This post introduces a useful tool I discovered for reflecting on my own learning process. Education is full of paradigms, theories, and tactics – as a former educator, I am familiar with some of these and never thought to use them as self-reflection tools, as a learner of programming, until recently.
What is Experiential Learning Theory (ELT)?
Experiential Learning Theory (ELT) is a learning modal established by David A. Kolb, in which reflective observation is a critical component of the learning cycle.

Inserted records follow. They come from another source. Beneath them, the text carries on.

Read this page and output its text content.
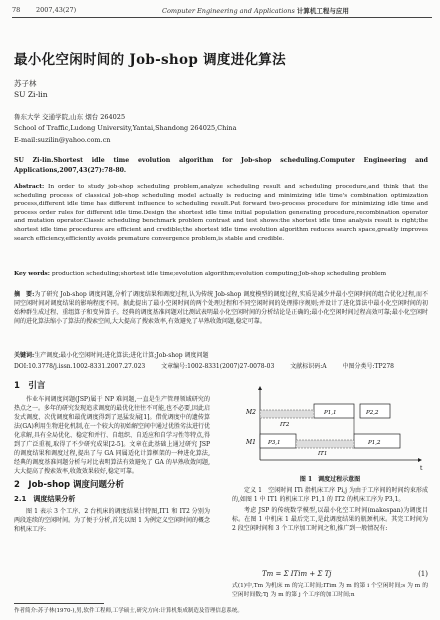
78 2007,43(27)	Computer Engineering and Applications 计算机工程与应用
最小化空闲时间的 Job-shop 调度进化算法
苏子林
SU Zi-lin
鲁东大学 交通学院,山东 烟台 264025
School of Traffic,Ludong University,Yantai,Shandong 264025,China
E-mail:suzilin@yahoo.com.cn
SU Zi-lin.Shortest idle time evolution algorithm for Job-shop scheduling.Computer Engineering and Applications,2007,43(27):78-80.
Abstract: In order to study job-shop scheduling problem,analyze scheduling result and scheduling procedure,and think that the scheduling process of classical job-shop scheduling model actually is reducing and minimizing idle time's combination optimization process,different idle time has different influence to scheduling result.Put forward two-process procedure for minimizing idle time and process order rules for different idle time.Design the shortest idle time initial population generating procedure,recombination operator and mutation operator.Classic scheduling benchmark problem contrast and test shows:the shortest idle time analysis result is right;the shortest idle time procedures are efficient and credible;the shortest idle time evolution algorithm reduces search space,greatly improves search efficiency,efficiently avoids premature convergence problem,is stable and credible.
Key words: production scheduling;shortest idle time;evolution algorithm;evolution computing;Job-shop scheduling problem
摘　要:为了研究 Job-shop 调度问题,分析了调度结果和调度过程,认为传统 Job-shop 调度模型的调度过程,实质是减少并最小空闲时间的组合优化过程,而不同空闲时间对调度结果的影响程度不同。据此提出了最小空闲时间的两个处理过程和不同空闲时间的处理排序规则;并设计了进化算法中最小化空闲时间的初始种群生成过程、重组算子和变异算子。经典的调度基准问题对比测试表明最小化空闲时间的分析结论是正确的;最小化空闲时间过程高效可靠;最小化空闲时间的进化算法缩小了算法的搜索空间,大大提高了搜索效率,有效避免了早熟收敛问题,稳定可靠。
关键词:生产调度;最小化空闲时间;进化算法;进化计算;Job-shop 调度问题
DOI:10.3778/j.issn.1002-8331.2007.27.023	文章编号:1002-8331(2007)27-0078-03	文献标识码:A	中图分类号:TP278
1　引言

作业车间调度问题(JSP)属于 NP 难问题,一直是生产管理领域研究的热点之一。多年的研究发现追求调度的最优化往往不可能,也不必要,因此启发式调度、次优调度和最优调度得到了迅猛发展[1]。借优调度中的遗传算法(GA)利用生物进化机制,在一个较大的初始解空间中通过优胜劣汰进行优化求解,具有全局优化、稳定和并行、自组织、自适应和自学习性等特点,得到了广泛重视,取得了不少研究成果[2-5]。文章在此基础上通过研究 JSP 的调度结果和调度过程,提出了与 GA 同属适化计算框架的一种进化算法,经典的调度基准问题分析与对比表明算法有效避免了 GA 的早熟收敛问题,大大提高了搜索效率,收敛效果较好,稳定可靠。

2　Job-shop 调度问题分析
2.1　调度结果分析

图 1 表示 3 个工序、2 台机床的调度结果甘特图,IT1 和 IT2 分别为两段连续的空闲时间。为了便于分析,首先以图 1 为例定义空闲时间的概念和机床工序:

t
M2
M1
P1,1	P2,2
P3,1	P1,2
IT1
IT2
图 1　调度过程示意图

定义 1　空闲时间 ITi 指机床工序 Pi,j 为由于工序间的时间约束形成的,如图 1 中 IT1 的机床工序 P1,1 的 IT2 的机床工序为 P3,1。

考虑 JSP 的传统数学模型,以最小化空工时间(makespan)为调度目标。在图 1 中机床 1 最后完工,是此调度结果的瓶颈机床。其完工时间为 2 段空闲时间和 3 个工序加工时间之和,推广到一般情况有:

Tm = Σ ITim + Σ Tj	(1)
式(1)中,Tm 为机床 m 的完工时间;ITim 为 m 的第 i 个空闲时间;s 为 m 的空闲时间数;Tj 为 m 的第 j 个工序的加工时间;n
作者简介:苏子林(1970-),男,软件工程师,工学硕士,研究方向:计算机集成制造及管理信息系统。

In this model, Kolb defined learning style on a two-dimensional scale based on how a person perceived and processed information. How a person perceived information was classified as concrete experience or abstract conceptualization, and how a person processed information was classified as active experimentation or reflective observation (Simpson & Du, 2004).
Accordingly, Kolb (1985) described the process of experiential learning as a four-stage cycle involving four adaptive learning modes: Concrete Experience (CE), Reflective Observation (RO), Abstract Conceptualization (AC), and Active Experimentation (AE). CE tended towards peer orientation and benefited most from discussion with fellow CE learners. AC tended to be oriented more towards symbols and learned best in authority-directed, impersonal learning situations, which emphasized theory and systematic analysis. AE tended to be an active, “doing” orientation to learning that relied heavily on experimentation and learned best while engaging in projects. RO relied heavily on careful observation in making judgments.

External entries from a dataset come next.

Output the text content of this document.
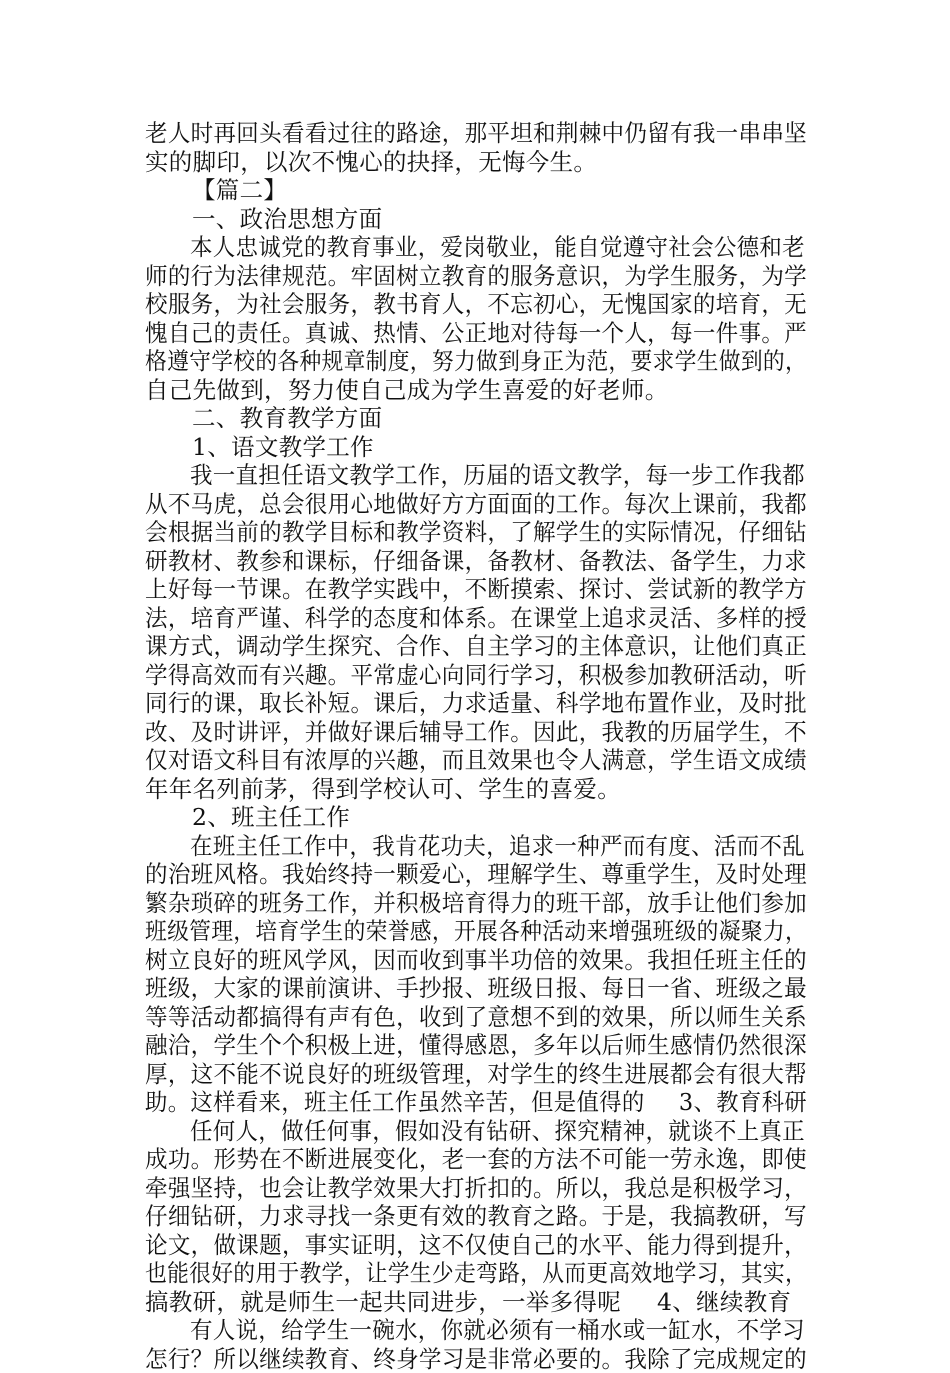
老人时再回头看看过往的路途，那平坦和荆棘中仍留有我一串串坚
实的脚印，以次不愧心的抉择，无悔今生。
【篇二】
一、政治思想方面
本人忠诚党的教育事业，爱岗敬业，能自觉遵守社会公德和老
师的行为法律规范。牢固树立教育的服务意识，为学生服务，为学
校服务，为社会服务，教书育人，不忘初心，无愧国家的培育，无
愧自己的责任。真诚、热情、公正地对待每一个人，每一件事。严
格遵守学校的各种规章制度，努力做到身正为范，要求学生做到的，
自己先做到，努力使自己成为学生喜爱的好老师。
二、教育教学方面
1、语文教学工作
我一直担任语文教学工作，历届的语文教学，每一步工作我都
从不马虎，总会很用心地做好方方面面的工作。每次上课前，我都
会根据当前的教学目标和教学资料，了解学生的实际情况，仔细钻
研教材、教参和课标，仔细备课，备教材、备教法、备学生，力求
上好每一节课。在教学实践中，不断摸索、探讨、尝试新的教学方
法，培育严谨、科学的态度和体系。在课堂上追求灵活、多样的授
课方式，调动学生探究、合作、自主学习的主体意识，让他们真正
学得高效而有兴趣。平常虚心向同行学习，积极参加教研活动，听
同行的课，取长补短。课后，力求适量、科学地布置作业，及时批
改、及时讲评，并做好课后辅导工作。因此，我教的历届学生，不
仅对语文科目有浓厚的兴趣，而且效果也令人满意，学生语文成绩
年年名列前茅，得到学校认可、学生的喜爱。
2、班主任工作
在班主任工作中，我肯花功夫，追求一种严而有度、活而不乱
的治班风格。我始终持一颗爱心，理解学生、尊重学生，及时处理
繁杂琐碎的班务工作，并积极培育得力的班干部，放手让他们参加
班级管理，培育学生的荣誉感，开展各种活动来增强班级的凝聚力，
树立良好的班风学风，因而收到事半功倍的效果。我担任班主任的
班级，大家的课前演讲、手抄报、班级日报、每日一省、班级之最
等等活动都搞得有声有色，收到了意想不到的效果，所以师生关系
融洽，学生个个积极上进，懂得感恩，多年以后师生感情仍然很深
厚，这不能不说良好的班级管理，对学生的终生进展都会有很大帮
助。这样看来，班主任工作虽然辛苦，但是值得的 3、教育科研
任何人，做任何事，假如没有钻研、探究精神，就谈不上真正
成功。形势在不断进展变化，老一套的方法不可能一劳永逸，即使
牵强坚持，也会让教学效果大打折扣的。所以，我总是积极学习，
仔细钻研，力求寻找一条更有效的教育之路。于是，我搞教研，写
论文，做课题，事实证明，这不仅使自己的水平、能力得到提升，
也能很好的用于教学，让学生少走弯路，从而更高效地学习，其实，
搞教研，就是师生一起共同进步，一举多得呢 4、继续教育
有人说，给学生一碗水，你就必须有一桶水或一缸水，不学习
怎行？所以继续教育、终身学习是非常必要的。我除了完成规定的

Kolb (1985) also identified four learning style groups based on the four learning modes: Divergers favored CE and RO, Assimilators favored AC and RO, Convergers favored AC and AE, and Accommodators favored CE and AE.Source: The Relationship of Kolb Learning Styles, Online Learning Behaviors and Learning Outcomes
Author(s): Hong Lu, Lei Jia, Shu-hong Gong and Bruce Clark
Four Stage Learning Cycle
Four Adaptive Learning Modes
Four Learning Styles
|Active Experimentation (Doing)||Reflective Observation (Watching)|
|Concrete Experience (Feeling)||Accommodating (CE/AE)||Diverging (CE/RO)|
|Abstract Conceptualization (Thinking)||Converging (AC/AE)||Assimilating (AC/RO)|
Who am I?
I express an innate preference for the Converger learning style: abstract conceptualization into active experimentation (ahem, Playground).
These students [Convergers] are motivated to discover the relevancy or the “how” of a situation. Application and usefulness of information is increased by understanding detailed information about the system’s operation.Source: https://web.cortland.edu/andersmd/learning/kolb.htm
Ain’t that the truth.
However, I would like to gain a slightly more balanced learning approach by integrating more reflective observation experiences. This means chatting with folks about what I’m learning and writing more about what I’m learning as part of that social outreach. This way, I can be aware of my innate preferences, but also push myself to learn in different ways to increase my knowledge retention.
The theory considers learning styles to be on a mutable continuum, with learners perhaps expressing one preference or another but able to shift and move around on the continuum throughout their lives. I am drawn to this theory for multiple reasons, this being one of them.
My intent as a learner is to develop a habit of checking my assumptions and unconscious preferences as I learn programming (and just about anything). I feel this is a vital skill in the information age.
What lies at the heart of every living thing is not a fire, not warm breath, not a spark of life. It is information, words, instructions. If you want a metaphor, don’t think of tires and sparks and breath. Think, instead, of a billion discrete, digital characters carved in tablets of crystal. If you want to understand life, don’t think about vibrant, throbbing gels and oozes, think about information technology.-Richard Dawkins
As the quantity of information continues to increase over time, there are few more important skills than learning how to learn in the most efficient way possible.